Lo que interesa ahora es determinar si sería un caso de guerra justa un ataque contra Bachar el Asad por el uso de las armas químicas, tal como ha amenazado Obama. Sabemos de antemano que faltará la resolución del Consejo de Seguridad, gracias al derecho de veto de Rusia y China, pero a la vista de los antecedentes sería perfectamente posible que se siguiera el modelo de Kosovo y se buscara una legitimación supletoria como en aquel caso, que ahora deberían ser la OTAN y la Liga Árabe.
Pero no sería suficiente. Una intervención en represalia por el uso de armas químicas exige, en primer lugar, garantizar que la responsabilidad efectiva es de Bachar el Asad, y en segundo y todavía más importante, que servirá efectivamente para destruir el arsenal o impedir la repetición de los ataques. Un ataque que tuviera un objetivo meramente de castigo, sin garantía alguna sobre los efectos que ocasionaría en el país y en la zona, ni siquiera se contempla en el análisis de la guerra justa, aunque falla ostensiblemente en la exigencia de proporcionalidad y correspondencia de medios y fines. Tampoco entraría en el caso de la guerra justa si el objetivo fuera mantener la autoridad del presidente Obama y preservar la capacidad disuasiva de la superpotencia, cuestiones que solo suscitan los analistas pero no suele estar en boca de los políticos.
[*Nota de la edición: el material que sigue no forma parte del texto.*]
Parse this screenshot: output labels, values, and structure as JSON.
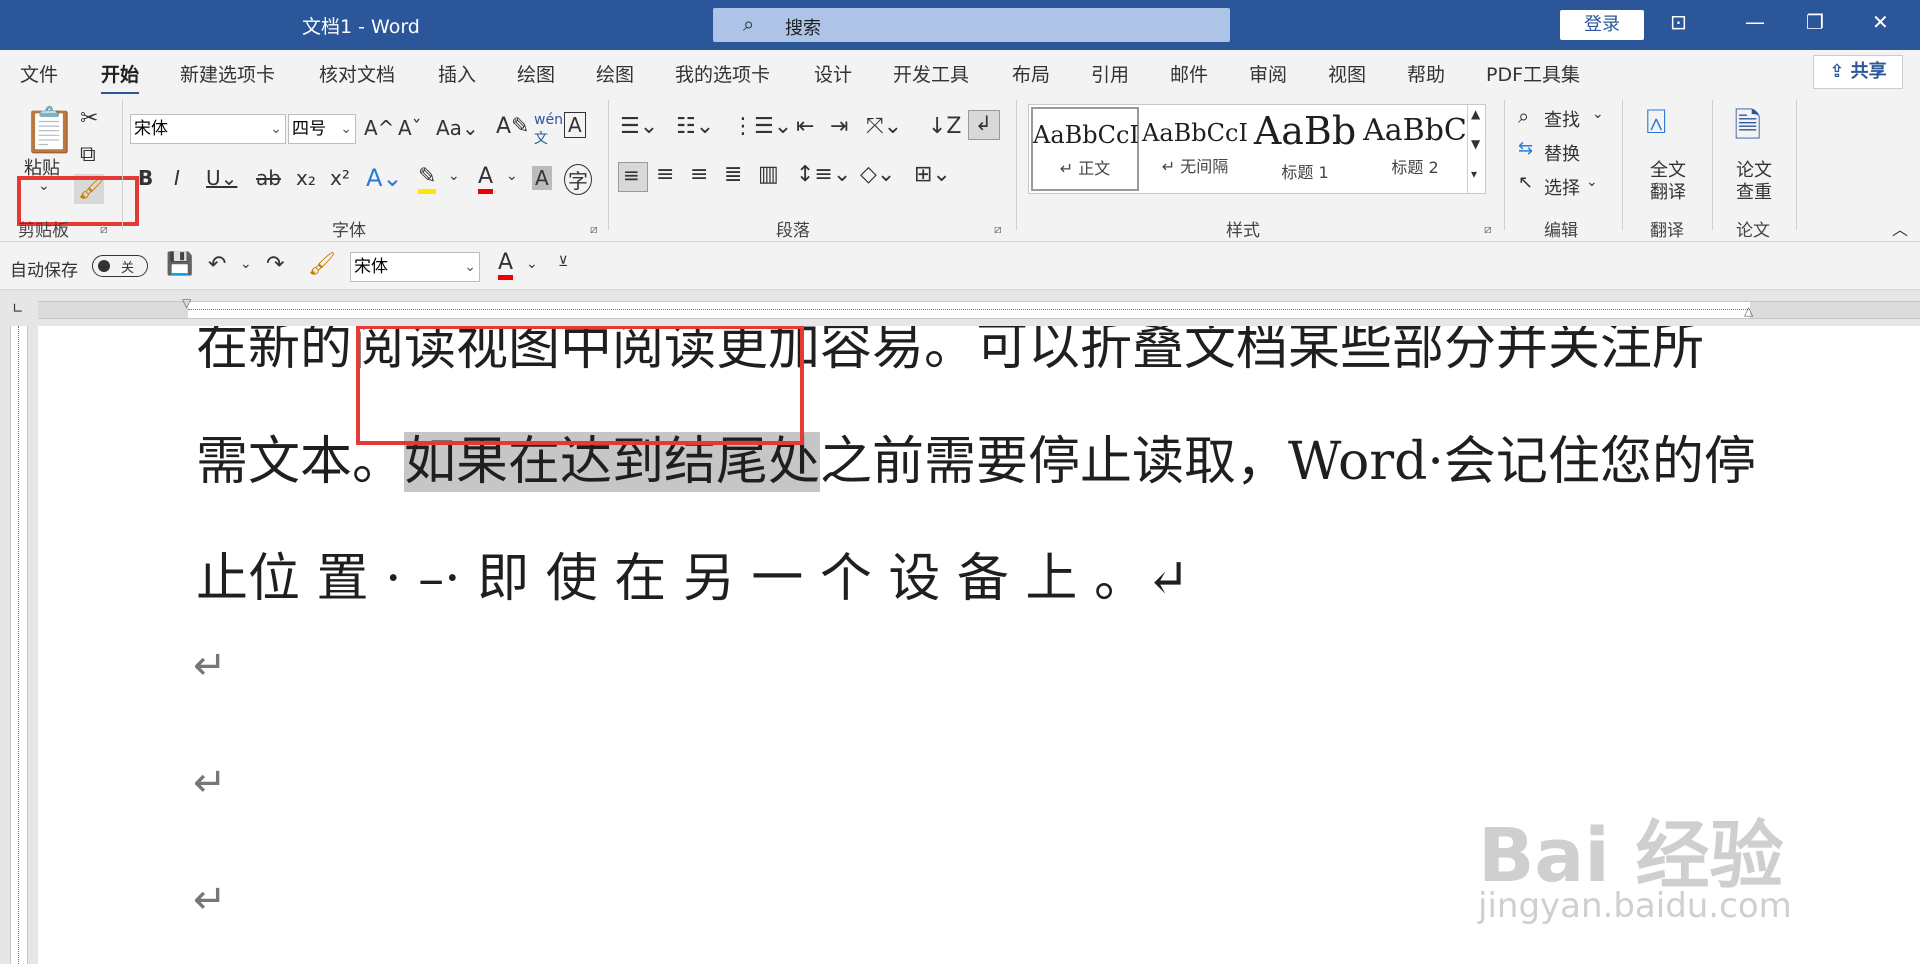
{
  "titlebar": {
    "title": "文档1  -  Word",
    "search_placeholder": "搜索",
    "login": "登录"
  },
  "menu": {
    "tabs": [
      "文件",
      "开始",
      "新建选项卡",
      "核对文档",
      "插入",
      "绘图",
      "绘图",
      "我的选项卡",
      "设计",
      "开发工具",
      "布局",
      "引用",
      "邮件",
      "审阅",
      "视图",
      "帮助",
      "PDF工具集"
    ],
    "active": "开始",
    "share": "共享"
  },
  "ribbon": {
    "clipboard": {
      "paste": "粘贴",
      "label": "剪贴板"
    },
    "font": {
      "name": "宋体",
      "size": "四号",
      "label": "字体"
    },
    "paragraph": {
      "label": "段落"
    },
    "styles": {
      "label": "样式",
      "items": [
        {
          "preview": "AaBbCcI",
          "name": "↵ 正文"
        },
        {
          "preview": "AaBbCcI",
          "name": "↵ 无间隔"
        },
        {
          "preview": "AaBb",
          "name": "标题 1"
        },
        {
          "preview": "AaBbC",
          "name": "标题 2"
        }
      ]
    },
    "editing": {
      "find": "查找",
      "replace": "替换",
      "select": "选择",
      "label": "编辑"
    },
    "translate": {
      "full": "全文\n翻译",
      "full_line1": "全文",
      "full_line2": "翻译",
      "label": "翻译"
    },
    "paper": {
      "line1": "论文",
      "line2": "查重",
      "label": "论文"
    }
  },
  "qat": {
    "autosave": "自动保存",
    "toggle": "关",
    "font": "宋体"
  },
  "document": {
    "line0": "在新的阅读视图中阅读更加容易。可以折叠文档某些部分并关注所",
    "line1_pre": "需文本。",
    "line1_sel": "如果在达到结尾处",
    "line1_post": "之前需要停止读取，Word·会记住您的停",
    "line2": "止位 置 · –· 即 使 在 另 一 个 设 备 上 。↵",
    "para_mark": "↵"
  },
  "watermark": {
    "brand": "Bai 经验",
    "url": "jingyan.baidu.com"
  }
}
Que todavía no se reúnen las condiciones en el caso de Siria lo ha puesto en evidencia el secretario general de Naciones Unidas, Ban Ki-moon, cuando ha pedido más tiempo para las inspecciones y para la diplomacia. La guerra todavía no es el último recurso, y no lo es, sobre todo, porque hemos dejado pasar dos años y medio antes de desenfundar, sin que entre tanto se haya hecho apenas nada para frenar a El Asad. Hará bien Obama en aplazar una decisión que puede meterle en un berenjenal todavía peor que el de Irak.
(En tres ocasiones anteriores he tratado el tema de guerra justa, dos de ellas con Gadafi, aquí y aquí, y una tercera a propósito de Siria e Irán, aquí).